L’excellent label Hubro Records d’Oslo se consacre depuis plus de dix ans à la production du meilleur, du plus libre et du plus effréné des jazz norvégiens, et sa production ne cesse de s’améliorer. Leur champ d’action est vaste, allant du heavy drone (voir le récent album Lumen Drones) au jazz abstrait de Stein Urheim inspiré par Sun Ra et John Coltrane, en passant par l’avant-folk exploratoire et improvisé. Erlend Apneseth est un véritable bijou dans la couronne du label, et son travail se situe largement du côté plus folklorique du jazz, dans la mesure où il utilise principalement des instruments traditionnels – notamment le violon Hardanger. Mais en réalité, il est impossible de le classer.

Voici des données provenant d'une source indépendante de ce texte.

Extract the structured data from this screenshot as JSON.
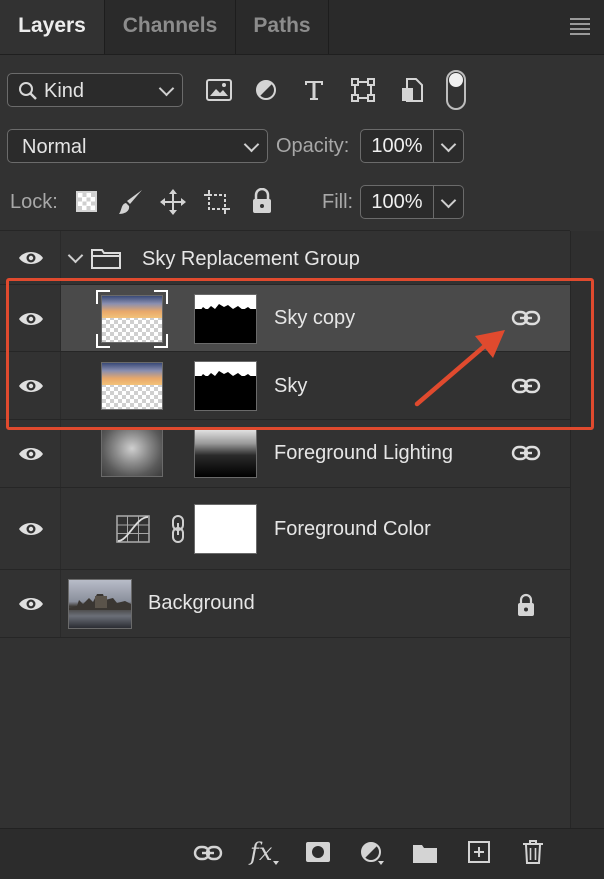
{
  "tabs": {
    "layers": "Layers",
    "channels": "Channels",
    "paths": "Paths"
  },
  "filter": {
    "kind_label": "Kind"
  },
  "blend": {
    "mode": "Normal",
    "opacity_label": "Opacity:",
    "opacity_value": "100%"
  },
  "lock": {
    "label": "Lock:",
    "fill_label": "Fill:",
    "fill_value": "100%"
  },
  "layers": {
    "group_name": "Sky Replacement Group",
    "sky_copy": "Sky copy",
    "sky": "Sky",
    "fg_lighting": "Foreground Lighting",
    "fg_color": "Foreground Color",
    "background": "Background"
  },
  "colors": {
    "panel_bg": "#323232",
    "highlight_row": "#4a4a4a",
    "annotation_red": "#e04a2e"
  },
  "icons": [
    "eye-icon",
    "folder-icon",
    "chain-link-icon",
    "lock-icon",
    "fx-icon",
    "mask-icon",
    "adjustment-icon",
    "new-layer-icon",
    "trash-icon"
  ],
  "footer": {
    "fx_label": "fx"
  }
}
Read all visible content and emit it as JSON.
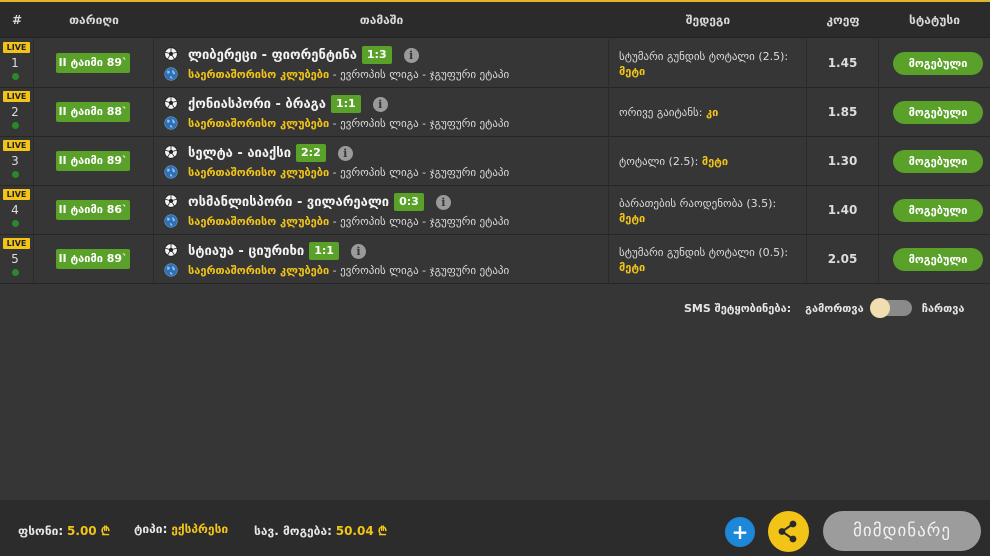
{
  "header": {
    "num": "#",
    "date": "თარიღი",
    "game": "თამაში",
    "bet": "შედეგი",
    "odd": "კოეფ",
    "status": "სტატუსი"
  },
  "rows": [
    {
      "live": "LIVE",
      "num": "1",
      "time": "II ტაიმი 89`",
      "teams": "ლიბერეცი - ფიორენტინა",
      "score": "1:3",
      "league_cat": "საერთაშორისო კლუბები",
      "league": " - ევროპის ლიგა - ჯგუფური ეტაპი",
      "bet": "სტუმარი გუნდის ტოტალი (2.5): ",
      "bet_pick": "მეტი",
      "odd": "1.45",
      "status": "მოგებული"
    },
    {
      "live": "LIVE",
      "num": "2",
      "time": "II ტაიმი 88`",
      "teams": "ქონიასპორი - ბრაგა",
      "score": "1:1",
      "league_cat": "საერთაშორისო კლუბები",
      "league": " - ევროპის ლიგა - ჯგუფური ეტაპი",
      "bet": "ორივე გაიტანს: ",
      "bet_pick": "კი",
      "odd": "1.85",
      "status": "მოგებული"
    },
    {
      "live": "LIVE",
      "num": "3",
      "time": "II ტაიმი 89`",
      "teams": "სელტა - აიაქსი",
      "score": "2:2",
      "league_cat": "საერთაშორისო კლუბები",
      "league": " - ევროპის ლიგა - ჯგუფური ეტაპი",
      "bet": "ტოტალი (2.5): ",
      "bet_pick": "მეტი",
      "odd": "1.30",
      "status": "მოგებული"
    },
    {
      "live": "LIVE",
      "num": "4",
      "time": "II ტაიმი 86`",
      "teams": "ოსმანლისპორი - ვილარეალი",
      "score": "0:3",
      "league_cat": "საერთაშორისო კლუბები",
      "league": " - ევროპის ლიგა - ჯგუფური ეტაპი",
      "bet": "ბარათების რაოდენობა (3.5): ",
      "bet_pick": "მეტი",
      "odd": "1.40",
      "status": "მოგებული"
    },
    {
      "live": "LIVE",
      "num": "5",
      "time": "II ტაიმი 89`",
      "teams": "სტიაუა - ციურიხი",
      "score": "1:1",
      "league_cat": "საერთაშორისო კლუბები",
      "league": " - ევროპის ლიგა - ჯგუფური ეტაპი",
      "bet": "სტუმარი გუნდის ტოტალი (0.5): ",
      "bet_pick": "მეტი",
      "odd": "2.05",
      "status": "მოგებული"
    }
  ],
  "sms": {
    "label": "SMS შეტყობინება:",
    "off": "გამორთვა",
    "on": "ჩართვა"
  },
  "footer": {
    "stake_label": "ფსონი:",
    "stake_value": "5.00 ₾",
    "type_label": "ტიპი:",
    "type_value": "ექსპრესი",
    "win_label": "სავ. მოგება:",
    "win_value": "50.04 ₾",
    "plus": "+",
    "current": "მიმდინარე"
  },
  "colors": {
    "accent": "#f2c418",
    "green": "#5aa12a",
    "blue": "#1e88d8",
    "background": "#363636"
  },
  "icons": [
    "soccer-ball-icon",
    "globe-icon",
    "info-icon",
    "share-icon",
    "plus-icon"
  ]
}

Il a toujours adopté une approche grégaire de la collaboration : l’année dernière, il a travaillé avec l’accordéoniste Frode Haltli dans le cadre de Salika, Molika, son dique précédent, tandis qu’ici, il creuse encore plus profondément dans la riche couture de la scène underground scandinave, en faisant appel aux talents de guitare du Urheim précité, ainsi que de la pianiste Anja Lauvdal, de Fredrik Luhr Dietrichson à la contrebasse, d’Ida Løvli Hidle à l’accordéon et aux percussions et du multi-instrumentiste Hans Hulbækmo.

L’attrait de Fragmentarium réside dans la façon dont ses parties distinctes et complexes sont rassemblées et rendues simples. Gangar s’ouvre sur une série d’anneaux lumineux qui sont bientôt dépassés par un pas presque dansant. Ses influences vont de la musique concrète aux airs de danse sociale traditionnelle, en passant par une section intermédiaire qui embrasse le prog et la fusion. Il y a aussi des moments de réflexion : l’arc lent de Du Fallande Jord est serein et espacé, étoffé par de généreuses louches de contrebasse et un piano minimal, tandis que le violon d’Apneseth préside à tout, exploratoire et assuré.

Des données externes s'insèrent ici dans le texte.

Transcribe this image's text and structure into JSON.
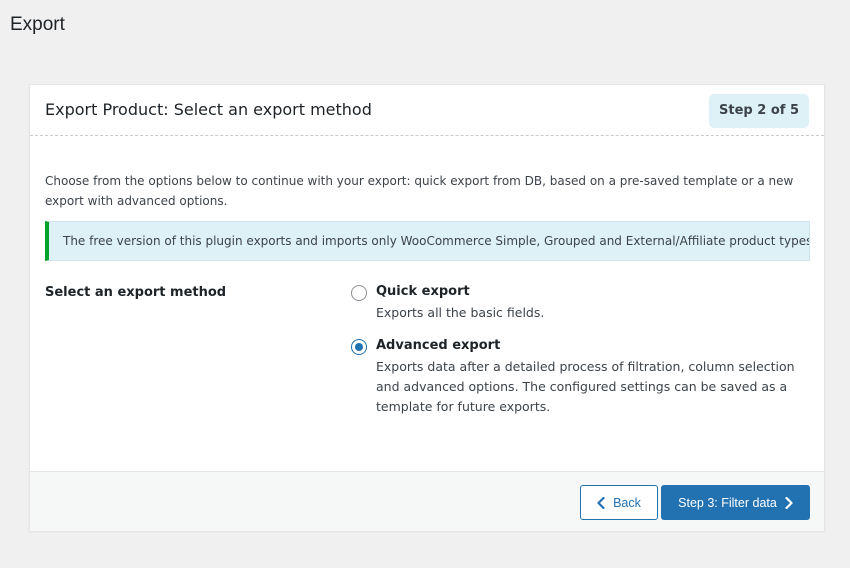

La piste titre combine l’électronique détachée de Lauvdal avec des échantillons vocaux choisis à la main dans les archives audio du Folkemusikksenteret de Norvège pour créer un effet qui semble défier le temps. « Gruvene » est une proposition plus chargée, pleine d’improvisation hallucinante (et de cordes) qui galvanise en quelque chose de plus ciblé mais non moins imaginatif, tandis que le court « No, Etterpå » est un morceau de violon triste et d’une simplicité trompeuse qui sert de prélude à « Det Mørknar », un point culminant de l’album, sombre, planant et chargé de synthétiseurs, qui doit autant à Bernie Worrell de Funkadelic qu’à toute notion de musique folk.

Malgré les influences disparates de Fragmentarium, il y a un thème qui court tout au long de l’album et qui se manifeste comme une sorte de scintillement, un mouvement rapide entre la lumière et l’obscurité. C’est une façon de dire, sans paroles, que tout est inclus et que tout est important, que l’expiration de l’accordéon ne serait rien sans sa respiration initiale, que les notes de violon n’auraient pas de sens sans l’espace et le silence qui existent entre elles. C’est un album qui doit tout à l’interconnexion des choses, et qui en est bien conscient. Le dernier morceau, « Omkved », en est l’exemple parfait, une composition d’ensemble qui monte et descend presque sans interruption, où la musicalité rapide crée l’illusion de l’intemporalité et de la répétition sans fin. C’est une musique élémentaire et stimulante, mais l’habileté d’Apneseth et de son groupe est telle qu’elle semble merveilleusement simple.